On Feb. 11, the streets of Seattle will flood blue and green with Seahawks pride for a Super Bowl championship parade and ceremony.

SEATTLE — Twelve years ago, more than 700,000 fans gridlocked Seattle as they celebrated their beloved Seahawks winning Super Bowl XLVIII.

For the 2026 parade and celebration – Seattle Police and parade coordinators expect the crowd to be about one million, give or take.

Twelve years ago, on Wednesday morning, Feb. 5, 2014, first-time Super Bowl champions Seattle Seahawks could not make it to the staging area near the Space Needle to reach their own victory parade. 

The road block: a mass of fans. The parade started about 40 minutes late due to the large crowd.

When the procession finally lurched forward — attendees witness a motley fleet of Ride the Ducks tour boats and National Guard Humvees. 

According to the city of Seattle, the 2014 parade is the largest public gathering in Seattle’s recorded history.

Fans packed Fourth Avenue and surrounding plazas, some sections reaching more than 100 feet deep, forming walls of people that closed in on the parade route before it began.


Coming together quickly

The Seahawks crushed the Denver Broncos 43-8 on Super Bowl Sunday. By Monday morning, Seattle officials were scrambling to prep for a city that hadn’t thrown a men’s professional championship parade since 1979, when the SuperSonics won the NBA title.

They had just over 48 hours to prepare.

The city activated its Emergency Operations Center, coordinating law enforcement, fire, transportation, state agencies, and stadium operations.

Fans began arriving the night before, even as temperatures dropped below freezing, to stake out prime viewing spots.

Seattle’s trains, buses and ferries carried seeming record numbers of passengers.

Link Light Rail carried 71,000 one-way passengers that day — 41,000 more than normal. Sounder commuter trains hauled 38,000 riders, more than triple their usual volume. Ferry terminals and Metro bus stops were packed that transit across the region was slowed down.

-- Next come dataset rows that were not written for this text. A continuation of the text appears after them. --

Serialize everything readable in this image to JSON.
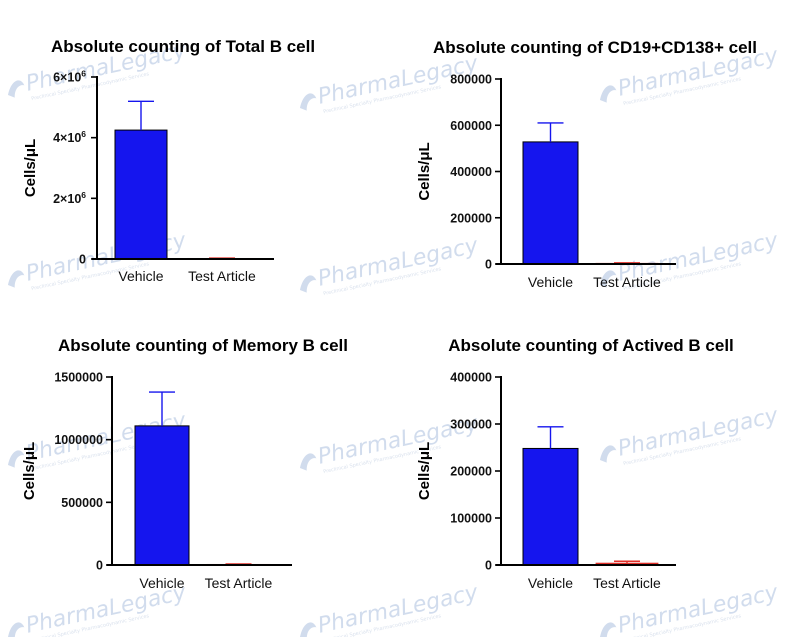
{
  "watermark": {
    "brand": "PharmaLegacy",
    "tagline": "Preclinical Specialty Pharmacodynamic Services",
    "color": "#c9d6ea"
  },
  "colors": {
    "vehicle": "#1515ee",
    "vehicle_border": "#000000",
    "test_article": "#e0302a"
  },
  "chart_data": [
    {
      "type": "bar",
      "title": "Absolute counting of Total B cell",
      "ylabel": "Cells/μL",
      "categories": [
        "Vehicle",
        "Test Article"
      ],
      "values": [
        4250000,
        20000
      ],
      "errors": [
        950000,
        10000
      ],
      "ylim": [
        0,
        6000000
      ],
      "yticks": [
        0,
        2000000,
        4000000,
        6000000
      ],
      "ytick_labels": [
        "0",
        "2×10",
        "4×10",
        "6×10"
      ],
      "ytick_exponents": [
        "",
        "6",
        "6",
        "6"
      ]
    },
    {
      "type": "bar",
      "title": "Absolute counting of CD19+CD138+ cell",
      "ylabel": "Cells/μL",
      "categories": [
        "Vehicle",
        "Test Article"
      ],
      "values": [
        528000,
        3000
      ],
      "errors": [
        82000,
        2000
      ],
      "ylim": [
        0,
        800000
      ],
      "yticks": [
        0,
        200000,
        400000,
        600000,
        800000
      ],
      "ytick_labels": [
        "0",
        "200000",
        "400000",
        "600000",
        "800000"
      ]
    },
    {
      "type": "bar",
      "title": "Absolute counting of Memory B cell",
      "ylabel": "Cells/μL",
      "categories": [
        "Vehicle",
        "Test Article"
      ],
      "values": [
        1110000,
        5000
      ],
      "errors": [
        270000,
        3000
      ],
      "ylim": [
        0,
        1500000
      ],
      "yticks": [
        0,
        500000,
        1000000,
        1500000
      ],
      "ytick_labels": [
        "0",
        "500000",
        "1000000",
        "1500000"
      ]
    },
    {
      "type": "bar",
      "title": "Absolute counting of Actived B cell",
      "ylabel": "Cells/μL",
      "categories": [
        "Vehicle",
        "Test Article"
      ],
      "values": [
        248000,
        4000
      ],
      "errors": [
        46000,
        4000
      ],
      "ylim": [
        0,
        400000
      ],
      "yticks": [
        0,
        100000,
        200000,
        300000,
        400000
      ],
      "ytick_labels": [
        "0",
        "100000",
        "200000",
        "300000",
        "400000"
      ]
    }
  ]
}
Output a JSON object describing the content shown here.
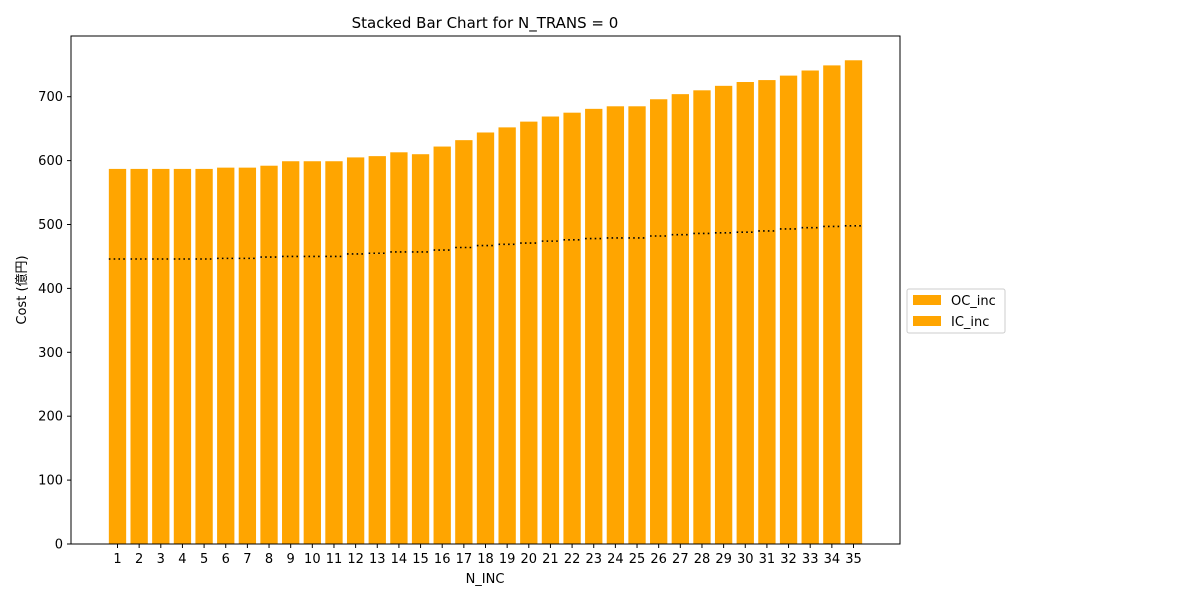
{
  "chart_data": {
    "type": "bar",
    "title": "Stacked Bar Chart for N_TRANS = 0",
    "xlabel": "N_INC",
    "ylabel": "Cost (億円)",
    "ylim": [
      0,
      795
    ],
    "yticks": [
      0,
      100,
      200,
      300,
      400,
      500,
      600,
      700
    ],
    "categories": [
      "1",
      "2",
      "3",
      "4",
      "5",
      "6",
      "7",
      "8",
      "9",
      "10",
      "11",
      "12",
      "13",
      "14",
      "15",
      "16",
      "17",
      "18",
      "19",
      "20",
      "21",
      "22",
      "23",
      "24",
      "25",
      "26",
      "27",
      "28",
      "29",
      "30",
      "31",
      "32",
      "33",
      "34",
      "35"
    ],
    "series": [
      {
        "name": "IC_inc",
        "color": "#FFA500",
        "values": [
          446,
          446,
          446,
          446,
          446,
          447,
          447,
          449,
          450,
          450,
          450,
          454,
          455,
          457,
          457,
          460,
          464,
          467,
          469,
          471,
          474,
          476,
          478,
          479,
          479,
          482,
          484,
          486,
          487,
          488,
          490,
          493,
          495,
          497,
          498
        ]
      },
      {
        "name": "OC_inc",
        "color": "#FFA500",
        "values": [
          141,
          141,
          141,
          141,
          141,
          142,
          142,
          143,
          149,
          149,
          149,
          151,
          152,
          156,
          153,
          162,
          168,
          177,
          183,
          190,
          195,
          199,
          203,
          206,
          206,
          214,
          220,
          224,
          230,
          235,
          236,
          240,
          246,
          252,
          259
        ]
      }
    ],
    "totals": [
      587,
      587,
      587,
      587,
      587,
      589,
      589,
      592,
      599,
      599,
      599,
      605,
      607,
      613,
      610,
      622,
      632,
      644,
      652,
      661,
      669,
      675,
      681,
      685,
      685,
      696,
      704,
      710,
      717,
      723,
      726,
      733,
      741,
      749,
      757
    ],
    "boundary_line_style": "dotted black",
    "grid": false,
    "legend": {
      "placement": "right-outside",
      "entries": [
        "OC_inc",
        "IC_inc"
      ]
    }
  }
}
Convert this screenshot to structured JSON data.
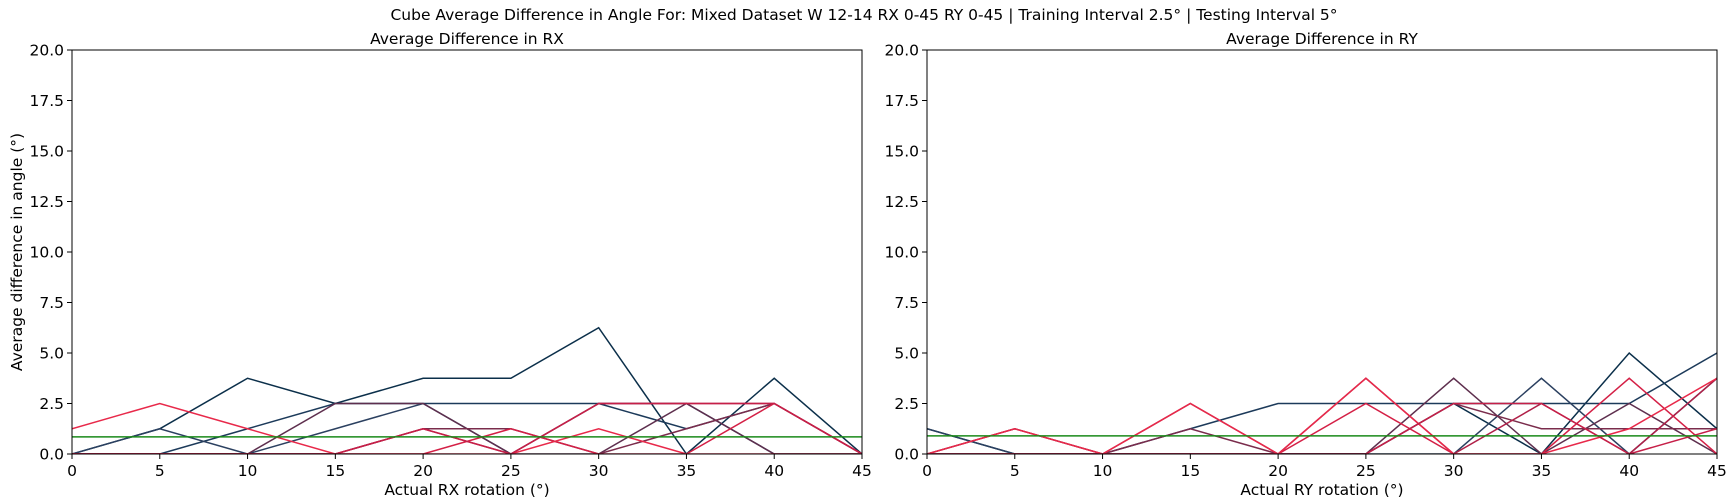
{
  "suptitle": "Cube Average Difference in Angle For: Mixed Dataset W 12-14 RX 0-45 RY 0-45 | Training Interval 2.5° | Testing Interval 5°",
  "chart_data": [
    {
      "type": "line",
      "title": "Average Difference in RX",
      "xlabel": "Actual RX rotation (°)",
      "ylabel": "Average difference in angle (°)",
      "xlim": [
        0,
        45
      ],
      "ylim": [
        0,
        20
      ],
      "xticks": [
        "0",
        "5",
        "10",
        "15",
        "20",
        "25",
        "30",
        "35",
        "40",
        "45"
      ],
      "yticks": [
        "0.0",
        "2.5",
        "5.0",
        "7.5",
        "10.0",
        "12.5",
        "15.0",
        "17.5",
        "20.0"
      ],
      "x": [
        0,
        5,
        10,
        15,
        20,
        25,
        30,
        35,
        40,
        45
      ],
      "grid": false,
      "series": [
        {
          "color": "#0b2f4a",
          "values": [
            0,
            1.25,
            3.75,
            2.5,
            3.75,
            3.75,
            6.25,
            0,
            3.75,
            0
          ]
        },
        {
          "color": "#1c3a5a",
          "values": [
            0,
            0,
            1.25,
            2.5,
            2.5,
            2.5,
            2.5,
            1.25,
            2.5,
            0
          ]
        },
        {
          "color": "#2b4060",
          "values": [
            0,
            1.25,
            0,
            1.25,
            2.5,
            0,
            2.5,
            2.5,
            0,
            0
          ]
        },
        {
          "color": "#5e2f4e",
          "values": [
            0,
            0,
            0,
            2.5,
            2.5,
            0,
            0,
            2.5,
            0,
            0
          ]
        },
        {
          "color": "#7a2c4c",
          "values": [
            0,
            0,
            0,
            0,
            1.25,
            1.25,
            0,
            1.25,
            2.5,
            0
          ]
        },
        {
          "color": "#b02048",
          "values": [
            0,
            0,
            0,
            0,
            1.25,
            0,
            2.5,
            2.5,
            2.5,
            0
          ]
        },
        {
          "color": "#d42046",
          "values": [
            0,
            0,
            0,
            0,
            0,
            1.25,
            0,
            0,
            2.5,
            0
          ]
        },
        {
          "color": "#e8294a",
          "values": [
            1.25,
            2.5,
            1.25,
            0,
            0,
            0,
            1.25,
            0,
            0,
            0
          ]
        },
        {
          "color": "#c61f48",
          "values": [
            0,
            0,
            0,
            0,
            1.25,
            0,
            2.5,
            2.5,
            2.5,
            0
          ]
        },
        {
          "color": "#1a8a1a",
          "values": [
            0.85,
            0.85,
            0.85,
            0.85,
            0.85,
            0.85,
            0.85,
            0.85,
            0.85,
            0.85
          ]
        }
      ]
    },
    {
      "type": "line",
      "title": "Average Difference in RY",
      "xlabel": "Actual RY rotation (°)",
      "ylabel": "",
      "xlim": [
        0,
        45
      ],
      "ylim": [
        0,
        20
      ],
      "xticks": [
        "0",
        "5",
        "10",
        "15",
        "20",
        "25",
        "30",
        "35",
        "40",
        "45"
      ],
      "yticks": [
        "0.0",
        "2.5",
        "5.0",
        "7.5",
        "10.0",
        "12.5",
        "15.0",
        "17.5",
        "20.0"
      ],
      "x": [
        0,
        5,
        10,
        15,
        20,
        25,
        30,
        35,
        40,
        45
      ],
      "grid": false,
      "series": [
        {
          "color": "#0b2f4a",
          "values": [
            1.25,
            0,
            0,
            0,
            0,
            0,
            2.5,
            0,
            5.0,
            1.25
          ]
        },
        {
          "color": "#1c3a5a",
          "values": [
            0,
            0,
            0,
            1.25,
            2.5,
            2.5,
            2.5,
            2.5,
            2.5,
            5.0
          ]
        },
        {
          "color": "#2b4060",
          "values": [
            1.25,
            0,
            0,
            0,
            0,
            0,
            0,
            3.75,
            0,
            3.75
          ]
        },
        {
          "color": "#5e2f4e",
          "values": [
            0,
            0,
            0,
            0,
            0,
            0,
            3.75,
            0,
            2.5,
            0
          ]
        },
        {
          "color": "#7a2c4c",
          "values": [
            0,
            1.25,
            0,
            1.25,
            0,
            0,
            2.5,
            1.25,
            1.25,
            1.25
          ]
        },
        {
          "color": "#b02048",
          "values": [
            0,
            1.25,
            0,
            2.5,
            0,
            3.75,
            0,
            2.5,
            0,
            3.75
          ]
        },
        {
          "color": "#d42046",
          "values": [
            0,
            0,
            0,
            0,
            0,
            2.5,
            0,
            0,
            3.75,
            0
          ]
        },
        {
          "color": "#e8294a",
          "values": [
            0,
            1.25,
            0,
            2.5,
            0,
            3.75,
            0,
            0,
            1.25,
            3.75
          ]
        },
        {
          "color": "#c61f48",
          "values": [
            0,
            0,
            0,
            0,
            0,
            0,
            2.5,
            2.5,
            0,
            1.25
          ]
        },
        {
          "color": "#1a8a1a",
          "values": [
            0.9,
            0.9,
            0.9,
            0.9,
            0.9,
            0.9,
            0.9,
            0.9,
            0.9,
            0.9
          ]
        }
      ]
    }
  ]
}
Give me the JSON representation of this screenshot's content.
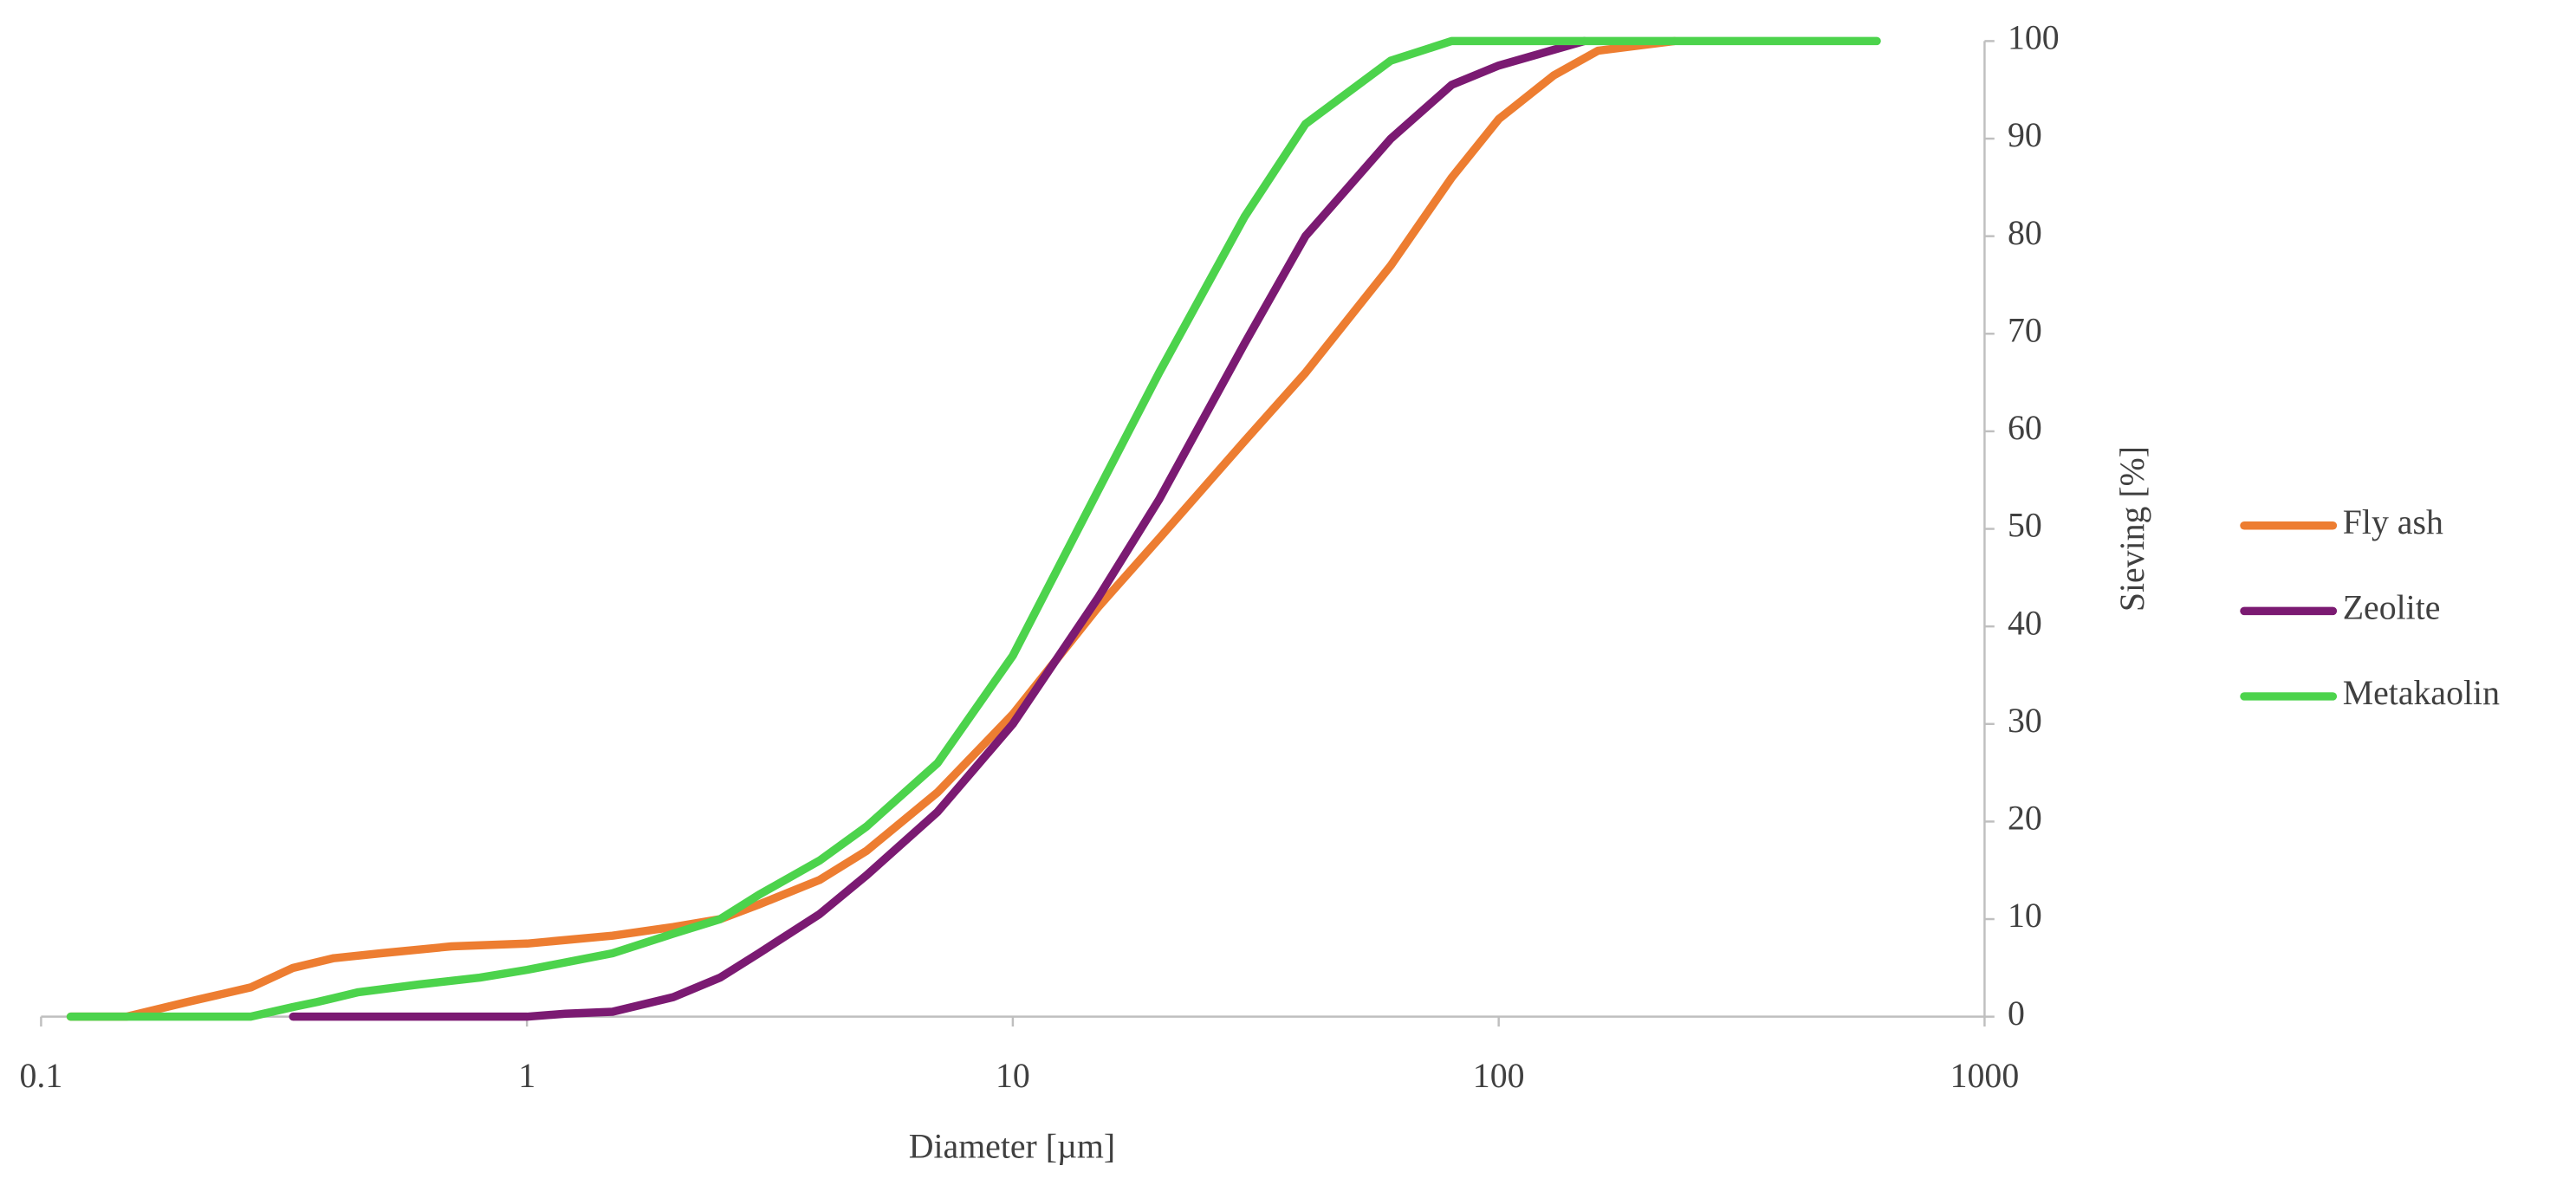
{
  "chart_data": {
    "type": "line",
    "x_label": "Diameter [µm]",
    "y_label": "Sieving [%]",
    "xscale": "log",
    "xlim": [
      0.1,
      1000
    ],
    "xticks": [
      0.1,
      1,
      10,
      100,
      1000
    ],
    "ylim": [
      0,
      100
    ],
    "yticks": [
      0,
      10,
      20,
      30,
      40,
      50,
      60,
      70,
      80,
      90,
      100
    ],
    "legend": "right",
    "series": [
      {
        "name": "Fly ash",
        "color": "#ed7d31",
        "x": [
          0.115,
          0.15,
          0.2,
          0.27,
          0.33,
          0.4,
          0.5,
          0.7,
          1,
          1.5,
          2,
          2.5,
          3,
          4,
          5,
          7,
          10,
          15,
          20,
          30,
          40,
          60,
          80,
          100,
          130,
          160,
          230
        ],
        "values": [
          0,
          0,
          1.5,
          3,
          5,
          6,
          6.5,
          7.2,
          7.5,
          8.3,
          9.2,
          10,
          11.5,
          14,
          17,
          23,
          31,
          42,
          49,
          59,
          66,
          77,
          86,
          92,
          96.5,
          99,
          100
        ]
      },
      {
        "name": "Zeolite",
        "color": "#7b1a72",
        "x": [
          0.33,
          1,
          1.2,
          1.5,
          2,
          2.5,
          3,
          4,
          5,
          7,
          10,
          15,
          20,
          30,
          40,
          60,
          80,
          100,
          150
        ],
        "values": [
          0,
          0,
          0.3,
          0.5,
          2,
          4,
          6.5,
          10.5,
          14.5,
          21,
          30,
          43,
          53,
          69,
          80,
          90,
          95.5,
          97.5,
          100
        ]
      },
      {
        "name": "Metakaolin",
        "color": "#4cd34c",
        "x": [
          0.115,
          0.27,
          0.33,
          0.37,
          0.45,
          0.6,
          0.8,
          1,
          1.5,
          2,
          2.5,
          3,
          4,
          5,
          7,
          10,
          15,
          20,
          30,
          40,
          60,
          80,
          600
        ],
        "values": [
          0,
          0,
          1,
          1.5,
          2.5,
          3.3,
          4,
          4.8,
          6.5,
          8.5,
          10,
          12.5,
          16,
          19.5,
          26,
          37,
          54,
          66,
          82,
          91.5,
          98,
          100,
          100
        ]
      }
    ]
  }
}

According to the city of Seattle, the transit crush meant some people never reached the parade at all.


The roar of the 12s

At 12:12 p.m. on Feb. 5, 2014, Washington state attempted something unprecedented: a coordinated moment of collective noise.

The state officially held a “moment of loudness” in honor of the 12th Man. At the same moment in time — 12:12 — from Spokane to the San Juans, people stopped what they were doing and yelled.


Skipping school?

More than 13,000 Seattle Public Schools students — roughly a quarter of the district’s student population — did not show up for classes that day. Other districts preemptively excused absences. Some private schools simply canceled classes.

Businesses along the parade route shuttered so employees could join the celebration. 

It was clear that Seattle had granted itself an unofficial holiday.